Establishing micro-conversion goals, that can be measured and later assigned a monetary value based on future donations, are an essential way to measure the success of social media and determine how social media marketing is supporting your fundraising goals.
If you’re a non-profit, your micro conversion goals may be newsletter sign ups, downloading reports or bequest forms, signing petitions, measuring social interactions, increasing returning visitors increasing the amount of time visitors spend on your website.
If you’re a non-profit, these micro conversion goals may be newsletter sign ups, downloading reports or bequest forms, or signing petitions or they may be visiting specific pages of your website that identify them as potential donors.
The lack of micro-conversion measurement and the assignment of social media as a source of leads and involvement in lead nurturing is perhaps the single greatest reason that many organisations doubt the efficacy of social media as a serious contributor to fundraising income.
Understanding your audience
When choosing the people or groups your charity needs to influence, it may be helpful to think about the many different ways you can describe them. The more clearly you can define your audience, the easier it will be to make choices about your messages and communications vehicles.
Developing personas can be a useful approach to gaining clarity about your audience groups, their needs, interests and obstacles to engagement. These insights can be applied across your charity to define and understand your interactions and identify opportunities.
By understanding your target audience and defining them clearly you can choose the communication channels, techniques and tools most likely to reach them and encourage them to act.
Personalising your communications by adapting your message and content to the particular social media tools you are using and segmenting the audience you are targeting through various channels can be an effective strategy that delivers positive results.
Create great content
A common challenge within many charitable organizations is not having enough consistent, compelling content.
Great content is essential to succeeding with social media marketing and supporting all of your fundraising and communications efforts.
Your social media marketing plan should include a content marketing plan, comprised of strategies for content creation and content curation, as well as an editorial calendar. Strive for content that is relevant, current, and genuinely of interest to your audience today.
Channels and tactics
Do your research. It important to investigate what social media channels best suit your marketing objectives. You should look for the social media tools that will increase your chance of objective success.
Think about the demographics of each tool. Remember it’s not just about which platform has the biggest audience but who you want to reach.
The type of content you are producing is an important factor in deciding what platform you should use. That should narrow your focus significantly.
What you want to share is important, but how you want to share it is important too.
Twitter, Instagram, Mail Chimp Snap or chat apps like Line or Snapchat are great for sharing live updates from the field, but if you want group discussions then Tumblr or Facebook are probably better.
Remember digital channels are just another medium to be included with traditional print channels so combine, cross promote.
Repurpose content developed in other departments. Make it micro. Social media is short form, so break up those magazine articles into small snippets, create image overlays and edit down those videos into tiny clips.

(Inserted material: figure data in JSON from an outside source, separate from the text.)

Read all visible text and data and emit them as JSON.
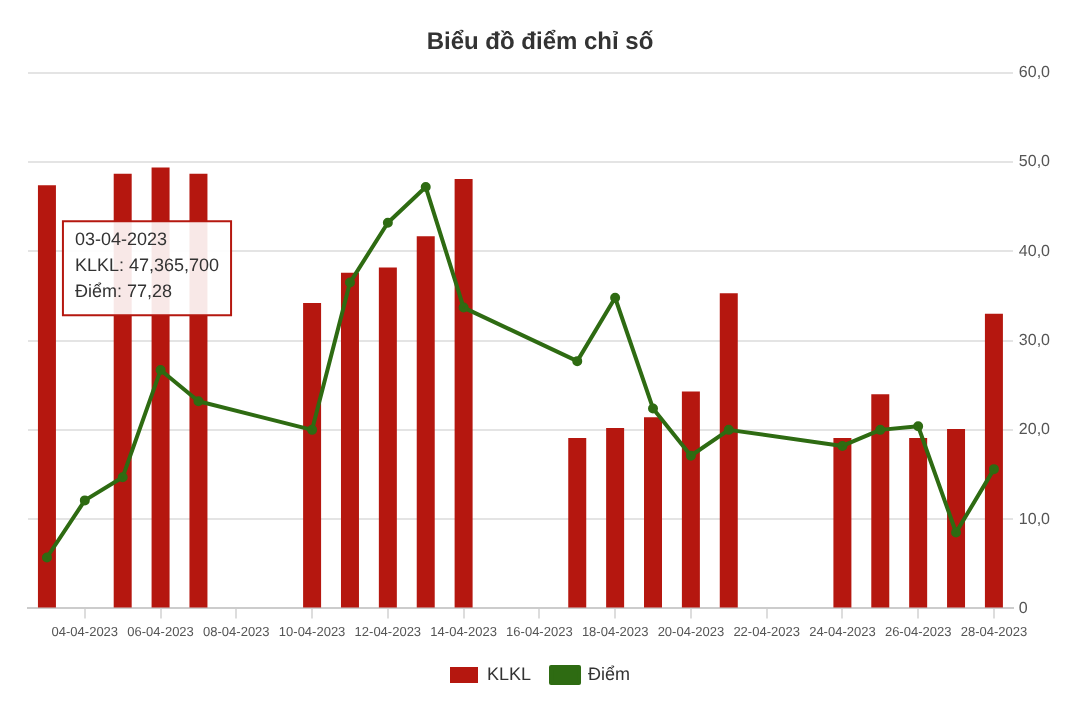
{
  "chart_data": {
    "type": "bar",
    "title": "Biểu đồ điểm chỉ số",
    "x": [
      "2023-04-03",
      "2023-04-04",
      "2023-04-05",
      "2023-04-06",
      "2023-04-07",
      "2023-04-10",
      "2023-04-11",
      "2023-04-12",
      "2023-04-13",
      "2023-04-14",
      "2023-04-17",
      "2023-04-18",
      "2023-04-19",
      "2023-04-20",
      "2023-04-21",
      "2023-04-24",
      "2023-04-25",
      "2023-04-26",
      "2023-04-27",
      "2023-04-28"
    ],
    "series": [
      {
        "name": "KLKL",
        "color": "#b5170f",
        "values": [
          47.4,
          null,
          48.7,
          49.4,
          48.7,
          34.2,
          37.6,
          38.2,
          41.7,
          48.1,
          19.1,
          20.2,
          21.4,
          24.3,
          35.3,
          19.1,
          24.0,
          19.1,
          20.1,
          33.0
        ]
      },
      {
        "name": "Điểm",
        "type": "line",
        "color": "#2e6b12",
        "marker": "circle",
        "values": [
          5.7,
          12.1,
          14.7,
          26.7,
          23.2,
          20.0,
          36.5,
          43.2,
          47.2,
          33.7,
          27.7,
          34.8,
          22.4,
          17.1,
          20.0,
          18.2,
          20.0,
          20.4,
          8.5,
          15.6
        ]
      }
    ],
    "xlim": [
      "2023-04-02T12:00",
      "2023-04-28T12:00"
    ],
    "xticks": [
      {
        "value": "2023-04-04",
        "label": "04-04-2023"
      },
      {
        "value": "2023-04-06",
        "label": "06-04-2023"
      },
      {
        "value": "2023-04-08",
        "label": "08-04-2023"
      },
      {
        "value": "2023-04-10",
        "label": "10-04-2023"
      },
      {
        "value": "2023-04-12",
        "label": "12-04-2023"
      },
      {
        "value": "2023-04-14",
        "label": "14-04-2023"
      },
      {
        "value": "2023-04-16",
        "label": "16-04-2023"
      },
      {
        "value": "2023-04-18",
        "label": "18-04-2023"
      },
      {
        "value": "2023-04-20",
        "label": "20-04-2023"
      },
      {
        "value": "2023-04-22",
        "label": "22-04-2023"
      },
      {
        "value": "2023-04-24",
        "label": "24-04-2023"
      },
      {
        "value": "2023-04-26",
        "label": "26-04-2023"
      },
      {
        "value": "2023-04-28",
        "label": "28-04-2023"
      }
    ],
    "ylim": [
      0,
      60
    ],
    "yticks": [
      0,
      {
        "value": 10,
        "label": "10,0"
      },
      {
        "value": 20,
        "label": "20,0"
      },
      {
        "value": 30,
        "label": "30,0"
      },
      {
        "value": 40,
        "label": "40,0"
      },
      {
        "value": 50,
        "label": "50,0"
      },
      {
        "value": 60,
        "label": "60,0"
      }
    ],
    "grid": "y",
    "legend": "bottom",
    "annotations": [
      {
        "text": "03-04-2023",
        "x": "2023-04-03",
        "y": 47.4
      },
      "KLKL: 47,365,700",
      "Điểm: 77,28"
    ]
  }
}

Test, evaluate and adjust your social media marketing plan
Test and evaluate. Discover what adjustments need to be made to your social media marketing strategy. Without it how will you know what is working.

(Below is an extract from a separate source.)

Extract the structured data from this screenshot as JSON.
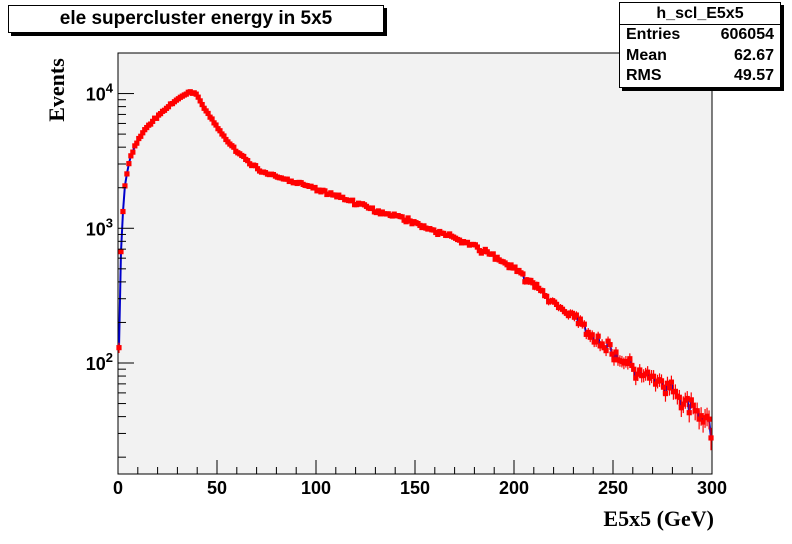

The more you post, the more you’ll discover which content, timing, and frequency is right for you and which channels are delivering results. Keep refining, changing, learning and adapting what you do.

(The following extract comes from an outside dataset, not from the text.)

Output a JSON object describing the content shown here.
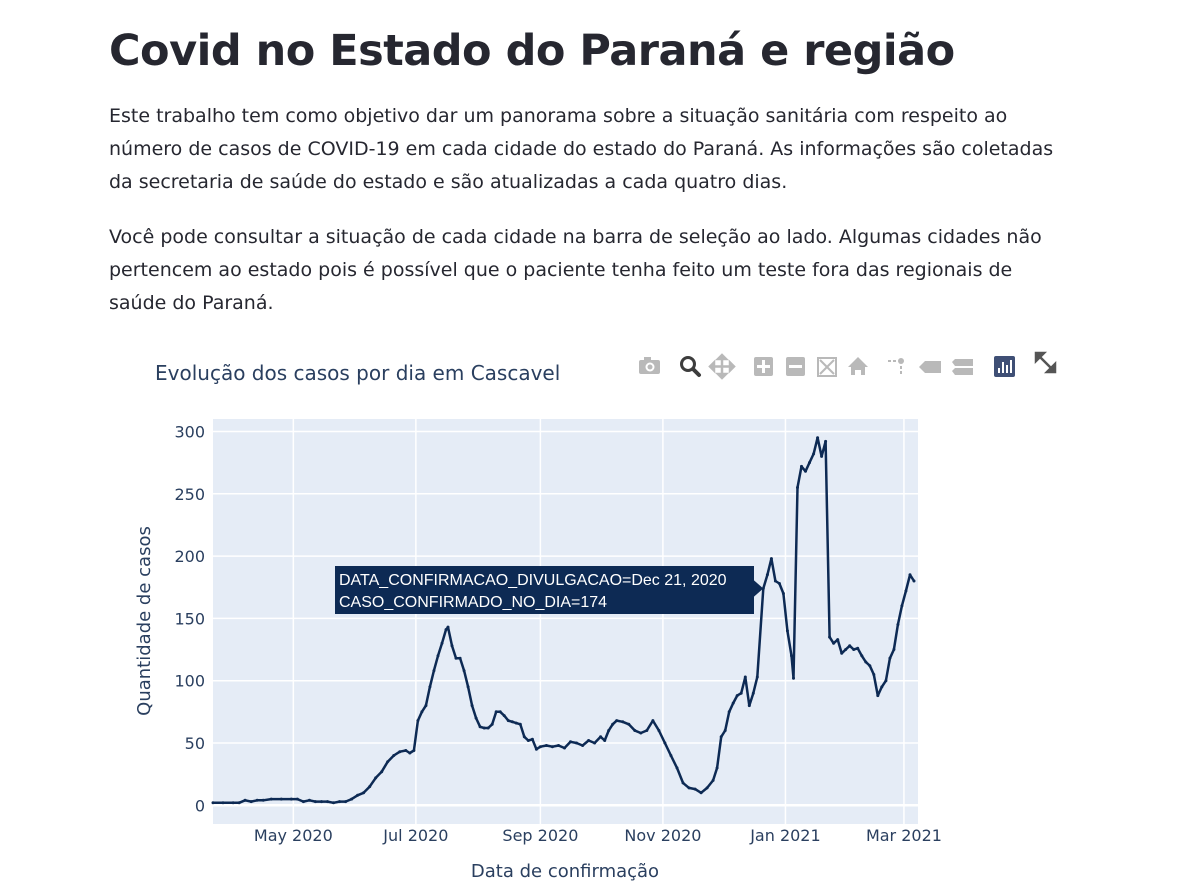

The most important thing to understand about your social media strategy is that it should be constantly changing. As new networks emerge, you may want to add them to your plan. As you attain goals, you may need to adjust them or find new goals for each network. New challenges might present themselves that you need to address. As you scale your business, you might need to add new roles or grow your social presence for different branches or countries. This is a plan that is meant to change, so be flexible and open to these changes.
As you get more of a feel for what social marketing can achieve, and what you need it to do for you, you’ll be able to refine your goals and rewrite your strategy to reflect your latest insight.